Perigos que podem ocorrer
A inalação de níveis elevados de crómio VI pode causar sintomas como corrimento nasal, espirros, tosse, comichão e sensação de ardor. A exposição repetida ou prolongada pode causar feridas no nariz e resultar em hemorragias nasais e lesões no septo nasal. O contacto com a pele causa irritação grave e a ingestão oral pode causar intoxicação aguda (sintomas gastrointestinais). Alguns trabalhadores tornam-se alérgicos ao crómio VI. A inalação de compostos de cromato pode então causar sintomas de asma. A exposição cutânea crónica ao crómio (VI) pode levar a úlceras de cicatrização difícil após lesões na pele; a ingestão oral pode causar efeitos sistémicos nos rins e no fígado. A exposição prolongada ao crómio (VI) presente no ar pode causar cancro do pulmão, do nariz e dos seios nasais.

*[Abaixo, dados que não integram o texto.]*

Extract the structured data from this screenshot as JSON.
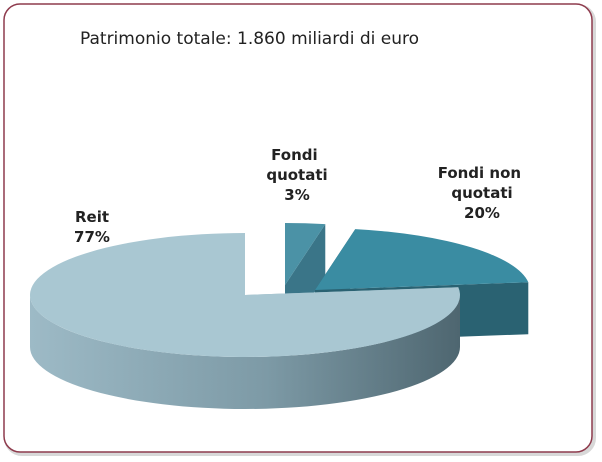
{
  "chart_data": {
    "type": "pie3d",
    "title": "Patrimonio totale: 1.860 miliardi di euro",
    "categories": [
      "Reit",
      "Fondi quotati",
      "Fondi non quotati"
    ],
    "values": [
      77,
      3,
      20
    ],
    "value_labels": [
      "77%",
      "3%",
      "20%"
    ],
    "colors": [
      "#a9c7d2",
      "#4b92a6",
      "#3a8ca2"
    ]
  }
}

The latency period between exposure to chromium VI and the development of cancer related to that substance can reach 20 years.
O que podes fazer
A forma mais eficaz de prevenir a exposição é substituir por produtos sem compostos de crómio (VI) ou com menor teor de compostos de crómio (VI). Para utilizações específicas e, se for o caso, podem ser exploradas alternativas técnicas (por exemplo, deposição física de vapor, galvanização com crómio III, utilização de compostos de crómio na forma líquida, etc.). Se não for possível substituir os produtos que contêm crómio VI, a exposição à substância deve ser reduzida através de controlos técnicos. Por exemplo, usa um maçarico de soldadura com extração e sistemas de ventilação locais e da oficina adequados. Realiza continuamente medições corretas da exposição, para que se saiba quando é necessário tomar medidas. Verifica se os trabalhadores relatam sintomas precoces. Mantém os trabalhadores sempre a par dos efeitos da exposição. Além disso, dá-lhes formação sobre os riscos, as práticas de trabalho seguras e as medidas de higiene eficazes.

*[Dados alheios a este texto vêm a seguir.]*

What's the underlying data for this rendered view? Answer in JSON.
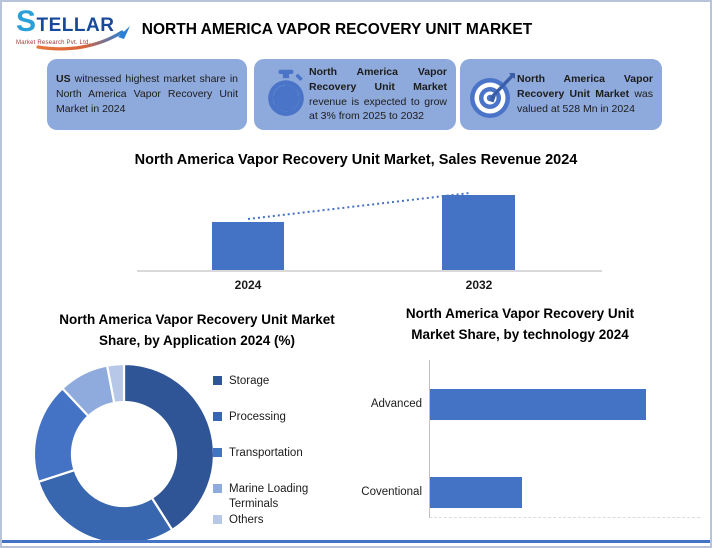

Certifica-te de que os trabalhadores dispõem de equipamento de proteção individual adequado, como proteção respiratória adequada, vestuário de proteção e luvas. Em alguns casos, pode ser necessário o uso de um respirador. O equipamento de proteção individual só deve ser usado como último recurso, depois de terem sido apresentadas as possíveis soluções técnicas. Embora a exposição ao crómio VI ocorra principalmente por inalação, o contacto com a pele deve, por isso, ser igualmente evitado.